Brexit abre guerra entre Londres e Madrid por causa de Gibraltar
A primeira-ministra britânica garantiu ontem que Londres não vai abdicar da soberania sobre Gibraltar sem o acordo da população do território situado no extremo sul de Espanha. Esta é a resposta de Downing Street à polémica aberta com o projeto de orientação das negociações para a saída do Reino Unido da União Europeia feita pelo presidente do Conselho Europeu, Donald Tusk. O documento estipula que qualquer acordo futuro entre a União Europeia e o Reino Unido, que afete Gibraltar, terá de ser aprovado por Espanha.
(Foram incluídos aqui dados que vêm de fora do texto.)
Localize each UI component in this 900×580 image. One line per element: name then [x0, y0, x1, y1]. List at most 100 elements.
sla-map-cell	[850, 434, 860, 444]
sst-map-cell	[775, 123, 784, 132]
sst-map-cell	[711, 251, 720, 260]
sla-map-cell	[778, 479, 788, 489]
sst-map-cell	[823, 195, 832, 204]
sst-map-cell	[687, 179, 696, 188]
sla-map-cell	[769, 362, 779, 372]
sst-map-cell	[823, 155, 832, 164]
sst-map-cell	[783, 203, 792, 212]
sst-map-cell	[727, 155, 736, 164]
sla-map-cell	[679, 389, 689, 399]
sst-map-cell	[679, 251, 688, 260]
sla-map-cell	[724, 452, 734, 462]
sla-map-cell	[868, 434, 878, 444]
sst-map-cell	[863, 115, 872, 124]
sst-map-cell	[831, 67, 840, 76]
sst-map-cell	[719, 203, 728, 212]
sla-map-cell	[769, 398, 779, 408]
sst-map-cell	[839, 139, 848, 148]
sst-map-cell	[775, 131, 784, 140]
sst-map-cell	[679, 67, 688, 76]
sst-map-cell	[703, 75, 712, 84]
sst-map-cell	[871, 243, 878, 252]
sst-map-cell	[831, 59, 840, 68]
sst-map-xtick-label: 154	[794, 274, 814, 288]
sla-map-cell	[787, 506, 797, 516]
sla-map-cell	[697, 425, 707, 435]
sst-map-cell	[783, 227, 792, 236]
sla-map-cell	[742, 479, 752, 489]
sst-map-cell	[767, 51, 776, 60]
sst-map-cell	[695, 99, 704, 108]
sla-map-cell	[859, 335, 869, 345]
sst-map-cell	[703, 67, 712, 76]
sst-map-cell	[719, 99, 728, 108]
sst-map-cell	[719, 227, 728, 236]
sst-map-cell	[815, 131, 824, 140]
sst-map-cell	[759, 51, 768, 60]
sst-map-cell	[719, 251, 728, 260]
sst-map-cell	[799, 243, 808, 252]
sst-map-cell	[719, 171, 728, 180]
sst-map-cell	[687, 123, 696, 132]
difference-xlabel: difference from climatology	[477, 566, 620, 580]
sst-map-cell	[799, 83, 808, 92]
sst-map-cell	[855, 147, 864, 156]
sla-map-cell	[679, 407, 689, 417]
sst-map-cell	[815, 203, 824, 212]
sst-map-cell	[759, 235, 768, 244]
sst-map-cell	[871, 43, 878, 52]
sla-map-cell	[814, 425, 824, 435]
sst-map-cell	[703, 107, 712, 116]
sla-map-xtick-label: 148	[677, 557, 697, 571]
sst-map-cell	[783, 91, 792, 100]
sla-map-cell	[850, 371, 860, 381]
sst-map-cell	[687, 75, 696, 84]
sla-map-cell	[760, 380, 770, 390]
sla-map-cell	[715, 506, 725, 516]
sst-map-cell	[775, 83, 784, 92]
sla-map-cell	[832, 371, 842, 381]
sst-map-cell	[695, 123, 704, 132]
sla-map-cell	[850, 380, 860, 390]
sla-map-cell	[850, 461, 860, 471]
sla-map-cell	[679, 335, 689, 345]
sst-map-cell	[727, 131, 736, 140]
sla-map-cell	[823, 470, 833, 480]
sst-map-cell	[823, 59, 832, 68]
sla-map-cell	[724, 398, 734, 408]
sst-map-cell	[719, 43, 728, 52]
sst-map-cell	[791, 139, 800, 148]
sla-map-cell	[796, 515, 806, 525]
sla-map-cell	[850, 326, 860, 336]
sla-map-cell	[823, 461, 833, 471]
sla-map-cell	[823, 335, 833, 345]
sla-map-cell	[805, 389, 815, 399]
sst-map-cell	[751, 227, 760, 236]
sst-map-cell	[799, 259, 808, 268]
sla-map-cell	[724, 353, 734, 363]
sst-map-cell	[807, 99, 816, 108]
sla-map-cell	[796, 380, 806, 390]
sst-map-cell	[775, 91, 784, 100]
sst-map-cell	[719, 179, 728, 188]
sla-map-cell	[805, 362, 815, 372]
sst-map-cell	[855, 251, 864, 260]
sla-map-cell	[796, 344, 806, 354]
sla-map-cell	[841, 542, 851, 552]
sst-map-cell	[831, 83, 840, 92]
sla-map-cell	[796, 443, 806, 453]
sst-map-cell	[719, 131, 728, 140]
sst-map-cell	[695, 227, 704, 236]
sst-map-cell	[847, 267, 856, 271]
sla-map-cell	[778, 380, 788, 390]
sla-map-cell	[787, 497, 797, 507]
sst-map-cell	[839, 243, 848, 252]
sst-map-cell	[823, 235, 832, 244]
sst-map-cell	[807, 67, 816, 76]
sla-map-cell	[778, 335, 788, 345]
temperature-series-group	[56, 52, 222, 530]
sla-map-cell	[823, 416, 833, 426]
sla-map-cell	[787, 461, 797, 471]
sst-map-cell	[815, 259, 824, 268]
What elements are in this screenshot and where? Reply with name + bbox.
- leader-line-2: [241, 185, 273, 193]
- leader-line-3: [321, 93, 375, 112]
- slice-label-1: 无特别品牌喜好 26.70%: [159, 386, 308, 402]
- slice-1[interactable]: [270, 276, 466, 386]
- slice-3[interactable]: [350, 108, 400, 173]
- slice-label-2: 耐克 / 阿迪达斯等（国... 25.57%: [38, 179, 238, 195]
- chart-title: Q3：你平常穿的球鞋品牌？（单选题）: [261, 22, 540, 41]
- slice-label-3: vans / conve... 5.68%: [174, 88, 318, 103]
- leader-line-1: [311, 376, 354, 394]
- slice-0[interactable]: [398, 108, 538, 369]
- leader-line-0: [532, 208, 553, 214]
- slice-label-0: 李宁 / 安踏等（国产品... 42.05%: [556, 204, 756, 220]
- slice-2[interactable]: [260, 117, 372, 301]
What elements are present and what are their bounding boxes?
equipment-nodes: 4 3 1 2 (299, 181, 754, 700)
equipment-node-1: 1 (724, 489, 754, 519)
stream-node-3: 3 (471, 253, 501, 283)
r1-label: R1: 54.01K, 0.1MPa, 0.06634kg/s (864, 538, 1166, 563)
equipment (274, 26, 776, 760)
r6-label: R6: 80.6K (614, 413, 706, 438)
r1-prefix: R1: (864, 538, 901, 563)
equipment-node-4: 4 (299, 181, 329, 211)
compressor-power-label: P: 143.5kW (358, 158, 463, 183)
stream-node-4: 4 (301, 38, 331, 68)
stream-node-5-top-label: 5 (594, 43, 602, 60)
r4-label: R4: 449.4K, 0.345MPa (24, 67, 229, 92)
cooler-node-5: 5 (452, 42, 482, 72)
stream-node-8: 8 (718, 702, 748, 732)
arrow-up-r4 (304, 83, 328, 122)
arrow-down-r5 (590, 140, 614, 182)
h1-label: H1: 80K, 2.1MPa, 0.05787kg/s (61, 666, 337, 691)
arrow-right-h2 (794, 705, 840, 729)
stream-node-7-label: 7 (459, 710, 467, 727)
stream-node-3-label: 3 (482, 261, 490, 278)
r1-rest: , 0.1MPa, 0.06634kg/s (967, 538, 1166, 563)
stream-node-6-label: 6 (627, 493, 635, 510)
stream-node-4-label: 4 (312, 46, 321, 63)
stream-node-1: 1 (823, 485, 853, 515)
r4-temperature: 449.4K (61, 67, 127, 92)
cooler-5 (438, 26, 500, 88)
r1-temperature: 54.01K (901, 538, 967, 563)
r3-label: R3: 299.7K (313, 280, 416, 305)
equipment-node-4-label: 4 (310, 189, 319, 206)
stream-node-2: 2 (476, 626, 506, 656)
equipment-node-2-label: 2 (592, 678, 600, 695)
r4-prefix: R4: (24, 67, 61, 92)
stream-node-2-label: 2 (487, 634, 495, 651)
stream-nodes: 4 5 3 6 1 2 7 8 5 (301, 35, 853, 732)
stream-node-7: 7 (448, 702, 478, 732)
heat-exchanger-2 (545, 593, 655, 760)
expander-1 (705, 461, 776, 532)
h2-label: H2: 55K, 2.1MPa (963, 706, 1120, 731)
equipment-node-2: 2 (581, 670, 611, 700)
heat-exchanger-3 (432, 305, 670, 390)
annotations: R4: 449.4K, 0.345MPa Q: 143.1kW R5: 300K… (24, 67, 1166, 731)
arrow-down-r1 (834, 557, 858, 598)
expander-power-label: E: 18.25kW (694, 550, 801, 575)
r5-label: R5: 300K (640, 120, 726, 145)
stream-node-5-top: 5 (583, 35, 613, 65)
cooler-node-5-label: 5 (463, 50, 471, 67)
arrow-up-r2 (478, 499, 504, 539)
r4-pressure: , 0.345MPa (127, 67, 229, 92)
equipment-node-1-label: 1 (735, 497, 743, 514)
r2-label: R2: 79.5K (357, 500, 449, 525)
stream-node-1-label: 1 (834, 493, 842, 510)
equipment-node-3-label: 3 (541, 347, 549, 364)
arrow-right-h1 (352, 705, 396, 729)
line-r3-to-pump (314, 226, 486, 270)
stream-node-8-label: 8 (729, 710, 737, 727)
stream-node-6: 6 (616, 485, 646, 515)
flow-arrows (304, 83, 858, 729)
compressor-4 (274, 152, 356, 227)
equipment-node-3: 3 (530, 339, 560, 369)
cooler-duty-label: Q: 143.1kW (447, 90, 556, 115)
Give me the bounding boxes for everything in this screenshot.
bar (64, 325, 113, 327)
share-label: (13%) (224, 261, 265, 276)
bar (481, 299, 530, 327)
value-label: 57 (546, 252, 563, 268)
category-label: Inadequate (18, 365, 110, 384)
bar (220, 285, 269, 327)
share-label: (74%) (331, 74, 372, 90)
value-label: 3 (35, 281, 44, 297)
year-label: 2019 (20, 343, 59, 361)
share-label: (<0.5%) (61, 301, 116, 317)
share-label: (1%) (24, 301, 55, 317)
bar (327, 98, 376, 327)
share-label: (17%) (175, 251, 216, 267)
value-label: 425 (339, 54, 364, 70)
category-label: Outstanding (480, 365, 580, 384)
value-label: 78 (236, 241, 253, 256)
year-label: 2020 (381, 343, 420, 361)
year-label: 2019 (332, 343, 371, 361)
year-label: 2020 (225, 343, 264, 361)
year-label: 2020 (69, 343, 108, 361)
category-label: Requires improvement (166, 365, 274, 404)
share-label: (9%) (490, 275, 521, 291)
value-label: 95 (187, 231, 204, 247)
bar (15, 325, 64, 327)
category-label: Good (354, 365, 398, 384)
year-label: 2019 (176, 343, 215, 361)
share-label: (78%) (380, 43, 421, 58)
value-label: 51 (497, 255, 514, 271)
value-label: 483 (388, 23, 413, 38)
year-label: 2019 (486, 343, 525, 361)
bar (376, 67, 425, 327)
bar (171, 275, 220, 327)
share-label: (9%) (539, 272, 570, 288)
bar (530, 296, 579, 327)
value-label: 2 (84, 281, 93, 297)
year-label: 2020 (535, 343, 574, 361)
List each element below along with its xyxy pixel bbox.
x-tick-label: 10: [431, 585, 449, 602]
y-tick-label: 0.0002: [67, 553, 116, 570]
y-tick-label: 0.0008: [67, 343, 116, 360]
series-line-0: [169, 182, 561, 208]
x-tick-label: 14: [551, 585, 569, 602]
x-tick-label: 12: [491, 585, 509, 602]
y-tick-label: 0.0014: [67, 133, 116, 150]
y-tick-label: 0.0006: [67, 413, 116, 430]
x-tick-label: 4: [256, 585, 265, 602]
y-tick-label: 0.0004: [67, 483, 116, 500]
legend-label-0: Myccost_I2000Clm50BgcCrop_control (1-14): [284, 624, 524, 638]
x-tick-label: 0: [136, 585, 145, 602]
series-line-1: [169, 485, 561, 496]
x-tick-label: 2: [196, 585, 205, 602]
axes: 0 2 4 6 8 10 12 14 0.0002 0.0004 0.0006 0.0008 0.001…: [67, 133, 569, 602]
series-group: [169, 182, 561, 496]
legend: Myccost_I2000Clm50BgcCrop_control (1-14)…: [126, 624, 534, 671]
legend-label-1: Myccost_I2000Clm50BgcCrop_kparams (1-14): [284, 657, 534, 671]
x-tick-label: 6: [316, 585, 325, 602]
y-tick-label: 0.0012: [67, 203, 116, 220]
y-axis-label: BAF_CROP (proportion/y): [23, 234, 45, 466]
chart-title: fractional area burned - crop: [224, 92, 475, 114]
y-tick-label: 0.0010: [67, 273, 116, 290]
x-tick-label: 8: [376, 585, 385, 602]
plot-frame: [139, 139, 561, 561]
Depois de falar ao telefone com o chefe do governo de Gibraltar, Fabian Picado, Theresa May afirmou que jamais aceitará que um acordo sobre aquele território seja decidido por outra soberania sem que a população local manifestasse a sua vontade livre e democrática. "A primeira-ministra manifesta o seu total empenhamento em trabalhar com Gibraltar para obter o melhor resultado possível em relação ao brexit e que esse território continuará a participar plenamente no processo de negociações", adiantou o gabinete de May. De recordar que, em 2002, os habitantes de Gibraltar rejeitaram, em referendo, a proposta de partilhar a sua soberania com Espanha.
Também o ministro dos Negócios Estrangeiros britânico assegurou que "Gibraltar não está à venda". "Gibraltar não pode ser moeda de troca. Gibraltar não será vendido", insistiu Boris Johnson em entrevista ao The Sunday Telegraph.
Para Espanha a situação é clara: "quando o Reino Unido sair da UE, o sócio da UE é Espanha e, no caso de Gibraltar, a UE está portanto obrigada a colocar-se ao lado de Espanha", disse ontem em entrevista ao El País o chefe da diplomacia de Madrid. Num tom mais conciliador, Alfonso Dastis notou que o documento proposto por Tusk ainda tem de ser aprovado pelos chefes de Estado e do governo dos 27 países da União Europeia, "mas valorizamos de forma positiva que o documento reconheça a posição de Espanha".
O ministro garantiu ainda que Madrid "não tem a intenção de fechar a fronteira com Gibraltar" e que a "ideia é que os espanhóis que vivem na província de Cádiz e que trabalhem em Gibraltar possam continuar a fazê-lo".
Novo referendo a caminho
Por lidar a nível interno com as pretensões independentistas da Catalunha, a Espanha tem sido vista como um obstáculo a uma Escócia independente se juntar à União Europeia após o brexit. Mas ontem, Madrid deu um primeiro sinal de abertura. "Inicialmente não penso que bloquearíamos", afirmou ao El País o ministro dos Negócios Estrangeiros espanhol.
Mas tornou claro que primeiro a Escócia terá de deixar o bloco juntamente com o Reino Unido, "depois logo veremos" e sublinhou que Espanha "não vê com bons olhos que nenhum Estado europeu inicie processos de fragmentação".
"Disto isto, se, em aplicação das suas leis, o resultado desse processo for uma divisão do Reino Unido, qualquer parte do Reino Unido que se torne um Estado e que queira aderir à UE terá de candidatar-se. E seguir os passos estipulados", fez notar Alfonso Dastis.
Depois do referendo de 2014 - no qual o não venceu com 55,3% - o primeiro-ministro espanhol, Mariano Rajoy, afirmou que a independência da Escócia seria uma catástrofe que poderia causar a desintegração europeia. Um tom que tem vindo a suavizar-se desde que o Reino Unido votou para sair da UE.
Na sexta-feira, governo da Escócia notificou Theresa May do pedido para organizar um segundo referendo sobre a independência.